O; mücadeleci ve kararlı bir dava adamıydı. Sonucunda zarar etse de, yara alsa da her zaman Hakk’ın ve hakikatin yanında durmuştu. Dünyevileşmekten fersah fersah kaç(ın)mıştı. Son nefesine kadar virgül gibi kimsenin önünde eğilmemiş, elif gibi dimdik durmuştu. O, kadim tarihin içinden gelip günümüzde yankılanan gür bir sesti.
O, davudî sesiyle geleceğimizin teminatı olan gençlere tarihi sevdirmiş, onlara millî tarih şuuru kazandırmıştı. Bulanık zihinleri berraklaştırmıştı. Ali’nin külâhını Veli’ye, Veli’nin külâhını Ali’ye giydirenlerle bir ömür mücadele etmişti. Onların ipliğini pazara çıkarmıştı.

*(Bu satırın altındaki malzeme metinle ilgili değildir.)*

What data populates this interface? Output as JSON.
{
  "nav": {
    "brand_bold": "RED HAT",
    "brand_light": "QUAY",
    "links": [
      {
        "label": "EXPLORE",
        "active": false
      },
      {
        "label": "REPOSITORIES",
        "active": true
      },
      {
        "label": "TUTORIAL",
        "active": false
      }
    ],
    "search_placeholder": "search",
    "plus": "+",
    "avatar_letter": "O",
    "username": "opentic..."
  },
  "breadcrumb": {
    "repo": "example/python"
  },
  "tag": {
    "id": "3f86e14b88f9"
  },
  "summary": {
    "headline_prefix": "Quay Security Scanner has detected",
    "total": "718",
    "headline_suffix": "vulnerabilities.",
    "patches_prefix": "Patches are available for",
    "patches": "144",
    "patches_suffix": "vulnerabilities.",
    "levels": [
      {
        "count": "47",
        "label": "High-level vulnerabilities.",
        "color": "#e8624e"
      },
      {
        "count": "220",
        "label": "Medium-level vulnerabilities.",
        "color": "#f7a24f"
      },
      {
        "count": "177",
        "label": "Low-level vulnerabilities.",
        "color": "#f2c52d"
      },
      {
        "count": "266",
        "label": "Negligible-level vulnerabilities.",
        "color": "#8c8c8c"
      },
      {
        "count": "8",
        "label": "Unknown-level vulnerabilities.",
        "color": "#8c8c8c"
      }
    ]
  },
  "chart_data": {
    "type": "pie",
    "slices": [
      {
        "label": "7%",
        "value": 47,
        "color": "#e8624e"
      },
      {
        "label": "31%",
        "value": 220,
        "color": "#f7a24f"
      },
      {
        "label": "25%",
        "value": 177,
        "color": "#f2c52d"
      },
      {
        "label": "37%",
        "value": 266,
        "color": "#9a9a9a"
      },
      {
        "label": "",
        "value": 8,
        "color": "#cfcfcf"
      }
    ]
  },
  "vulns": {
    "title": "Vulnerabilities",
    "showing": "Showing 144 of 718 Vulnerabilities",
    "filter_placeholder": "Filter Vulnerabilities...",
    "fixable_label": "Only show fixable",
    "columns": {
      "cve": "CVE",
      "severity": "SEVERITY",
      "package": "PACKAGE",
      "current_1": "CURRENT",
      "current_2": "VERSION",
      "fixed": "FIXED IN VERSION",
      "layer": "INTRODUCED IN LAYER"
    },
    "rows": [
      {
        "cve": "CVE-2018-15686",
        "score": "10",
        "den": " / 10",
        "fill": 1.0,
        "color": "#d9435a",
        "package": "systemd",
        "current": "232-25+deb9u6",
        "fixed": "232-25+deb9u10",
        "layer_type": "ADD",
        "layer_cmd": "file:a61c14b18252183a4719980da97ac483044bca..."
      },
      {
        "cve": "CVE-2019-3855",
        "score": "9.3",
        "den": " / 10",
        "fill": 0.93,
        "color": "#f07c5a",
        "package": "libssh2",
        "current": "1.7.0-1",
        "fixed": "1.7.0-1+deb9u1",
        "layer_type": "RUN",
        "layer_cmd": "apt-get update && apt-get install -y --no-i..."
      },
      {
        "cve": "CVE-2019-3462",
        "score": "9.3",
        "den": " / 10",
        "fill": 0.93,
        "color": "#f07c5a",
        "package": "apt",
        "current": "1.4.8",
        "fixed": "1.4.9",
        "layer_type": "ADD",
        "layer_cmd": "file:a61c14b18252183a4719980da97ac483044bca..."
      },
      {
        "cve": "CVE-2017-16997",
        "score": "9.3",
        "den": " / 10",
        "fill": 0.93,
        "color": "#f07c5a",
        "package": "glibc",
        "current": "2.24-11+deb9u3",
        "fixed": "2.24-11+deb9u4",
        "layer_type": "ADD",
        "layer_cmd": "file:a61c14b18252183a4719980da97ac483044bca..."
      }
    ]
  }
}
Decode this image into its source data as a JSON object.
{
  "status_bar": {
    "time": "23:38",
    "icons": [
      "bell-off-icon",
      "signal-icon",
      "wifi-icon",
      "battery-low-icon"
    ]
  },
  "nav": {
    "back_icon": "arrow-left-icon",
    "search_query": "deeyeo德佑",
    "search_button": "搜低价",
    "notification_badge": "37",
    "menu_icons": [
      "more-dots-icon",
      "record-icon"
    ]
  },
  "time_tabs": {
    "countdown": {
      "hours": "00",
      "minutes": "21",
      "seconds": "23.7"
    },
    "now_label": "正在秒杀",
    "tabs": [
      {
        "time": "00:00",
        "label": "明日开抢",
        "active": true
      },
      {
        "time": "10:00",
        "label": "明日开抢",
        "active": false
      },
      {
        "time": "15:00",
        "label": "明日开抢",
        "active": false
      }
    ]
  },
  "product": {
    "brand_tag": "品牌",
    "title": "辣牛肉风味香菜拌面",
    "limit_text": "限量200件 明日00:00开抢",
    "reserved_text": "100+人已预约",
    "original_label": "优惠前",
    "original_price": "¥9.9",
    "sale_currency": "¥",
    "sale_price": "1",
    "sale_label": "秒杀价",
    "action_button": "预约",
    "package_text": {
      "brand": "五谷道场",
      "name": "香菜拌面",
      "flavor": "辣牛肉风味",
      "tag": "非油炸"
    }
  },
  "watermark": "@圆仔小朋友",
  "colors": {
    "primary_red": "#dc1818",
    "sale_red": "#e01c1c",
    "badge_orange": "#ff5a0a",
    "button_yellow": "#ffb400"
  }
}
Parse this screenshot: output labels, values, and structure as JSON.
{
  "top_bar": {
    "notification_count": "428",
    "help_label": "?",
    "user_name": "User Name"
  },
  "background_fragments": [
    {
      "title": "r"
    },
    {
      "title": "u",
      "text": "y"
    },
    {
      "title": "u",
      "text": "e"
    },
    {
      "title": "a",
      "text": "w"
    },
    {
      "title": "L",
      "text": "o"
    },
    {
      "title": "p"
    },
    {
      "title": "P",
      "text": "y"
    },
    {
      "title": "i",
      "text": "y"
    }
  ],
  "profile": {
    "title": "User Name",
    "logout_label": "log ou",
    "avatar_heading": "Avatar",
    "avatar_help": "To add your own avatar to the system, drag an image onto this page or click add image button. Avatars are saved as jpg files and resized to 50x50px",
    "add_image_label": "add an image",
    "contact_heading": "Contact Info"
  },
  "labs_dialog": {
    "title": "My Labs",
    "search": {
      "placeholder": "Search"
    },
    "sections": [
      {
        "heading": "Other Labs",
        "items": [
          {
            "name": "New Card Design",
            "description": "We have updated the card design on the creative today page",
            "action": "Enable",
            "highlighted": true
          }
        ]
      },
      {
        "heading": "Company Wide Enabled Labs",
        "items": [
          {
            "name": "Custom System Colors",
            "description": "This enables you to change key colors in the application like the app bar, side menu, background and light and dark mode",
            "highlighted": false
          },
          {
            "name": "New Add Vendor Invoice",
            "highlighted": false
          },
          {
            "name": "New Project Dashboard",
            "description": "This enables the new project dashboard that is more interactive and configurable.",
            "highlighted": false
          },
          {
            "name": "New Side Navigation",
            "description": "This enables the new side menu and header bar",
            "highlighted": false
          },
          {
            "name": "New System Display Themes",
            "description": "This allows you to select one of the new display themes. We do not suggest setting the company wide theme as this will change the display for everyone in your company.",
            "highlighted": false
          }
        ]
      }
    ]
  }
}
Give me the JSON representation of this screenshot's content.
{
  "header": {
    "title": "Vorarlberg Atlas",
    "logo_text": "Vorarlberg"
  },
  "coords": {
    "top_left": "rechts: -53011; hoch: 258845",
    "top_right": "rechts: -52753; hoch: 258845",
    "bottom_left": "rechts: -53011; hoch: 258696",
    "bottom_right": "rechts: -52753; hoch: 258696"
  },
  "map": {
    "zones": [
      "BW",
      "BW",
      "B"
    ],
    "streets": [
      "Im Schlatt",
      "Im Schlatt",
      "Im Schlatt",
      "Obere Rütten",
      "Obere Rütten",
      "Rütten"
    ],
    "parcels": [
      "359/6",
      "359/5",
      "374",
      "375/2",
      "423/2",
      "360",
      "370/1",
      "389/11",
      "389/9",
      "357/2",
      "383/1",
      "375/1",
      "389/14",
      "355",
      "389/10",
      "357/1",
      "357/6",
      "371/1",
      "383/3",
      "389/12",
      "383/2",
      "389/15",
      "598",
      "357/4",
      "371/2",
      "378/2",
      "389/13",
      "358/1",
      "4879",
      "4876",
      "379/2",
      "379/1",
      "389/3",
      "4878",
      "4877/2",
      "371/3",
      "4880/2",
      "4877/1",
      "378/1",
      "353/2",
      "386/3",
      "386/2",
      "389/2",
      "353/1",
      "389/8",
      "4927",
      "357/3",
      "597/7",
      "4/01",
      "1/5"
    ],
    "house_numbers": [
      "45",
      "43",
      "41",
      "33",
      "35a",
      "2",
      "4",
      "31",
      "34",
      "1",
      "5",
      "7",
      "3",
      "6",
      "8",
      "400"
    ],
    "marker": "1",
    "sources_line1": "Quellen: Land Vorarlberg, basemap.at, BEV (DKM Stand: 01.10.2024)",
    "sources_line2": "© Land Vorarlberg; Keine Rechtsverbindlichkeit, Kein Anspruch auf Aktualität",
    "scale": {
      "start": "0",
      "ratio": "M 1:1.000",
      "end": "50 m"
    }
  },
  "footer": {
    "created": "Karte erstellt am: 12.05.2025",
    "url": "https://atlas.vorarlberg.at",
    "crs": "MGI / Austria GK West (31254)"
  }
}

O, tıpkı Tanzimat dönemi yazarlarından Ahmet Mithat Efendi gibi tam bir yazı makinesiydi. Başta çocuk kitapları, romanlar, hikâyeler, şiirler, makaleler, tarihî kitaplar ve aileyle ilgili kitaplar olmak üzere pek çok konuda bıkmadan, usanmadan büyük bir azim ve kararlılıkla yazdı. Hemen hemen her karanlığa ışık tuttu. Öyle ki Yeni Nesil gazetesinde 4-5 farklı isimle yazdığı olurdu. Bıraksalar gazeteyi tek başına bile çıkarabilirdi. Dostlarının ifadesine göre sabah namazlarına kadar yazdığı olur, günde iki üç saat uykuyla yetinirdi.
O; belki bir şair değildi ama şiiri seven ve zaman zaman şiirler de kaleme alan coşkulu bir yürekti. Onun şu dizeleri şiirle olan ilgisini ve şiire dair bilgisini açık seçik ortaya koymaktadır: “Yılları gel bana sor, yıllar eskidi bende/Bitmez tükenmez yollar, yollar eskidi bende//Yağmur susuz yağıyor, denizler kupkuru çöl;/Kış ile yaz karıştı, çöller eskidi bende//Güzel olan ne kaldı? Mevsimler bile yorgun,/Suyu kesildi canın, göller eskidi bende//Dağlar, âh karlı dağlar: Yel savurdu, el aldı/Buza döndü yüreğim, kışlar eskidi bende.”
O, TV Net’te Mustafa Armağan’la birlikte gerçekleştirdikleri “Kayıtdışı Tarih” programında, tarihin mayın tarlalarına büyük bir cesaretle girmişti. Bedeli her ne olursa olsun, ödemeyi göze alıp , o güne kadar söylenemeyenleri gür bir sesle üst perdeden haykırmıştı.
O, milletin değerlerini kendine değer edinmiş, kanla sulanan bu toprağın bağrından çıkmış yerli ve millî bir tarihçiydi. Türkiye onun için bir mektep, kendisi de bir öğretmendi. Talebeleri Türkiye halkıydı. Bir ömür boyunca Edirne’den Kars’a, Sinop’tan Anamur’a kadar Türkiye’yi karış karış dolaşarak unuttuğumuz değerleri ve değerlileri bıkmadan bizlere anlattı. Osmanlı ile gevşeyen gönül bağlarımızı güçlendirdi. Bizi tarihle ve ecdatla barıştırdı. Bize köklerimizi hatırlattı, kökümüzle olan bağımızı berk tutmamızı sağladı. Allah rahmet eylesin.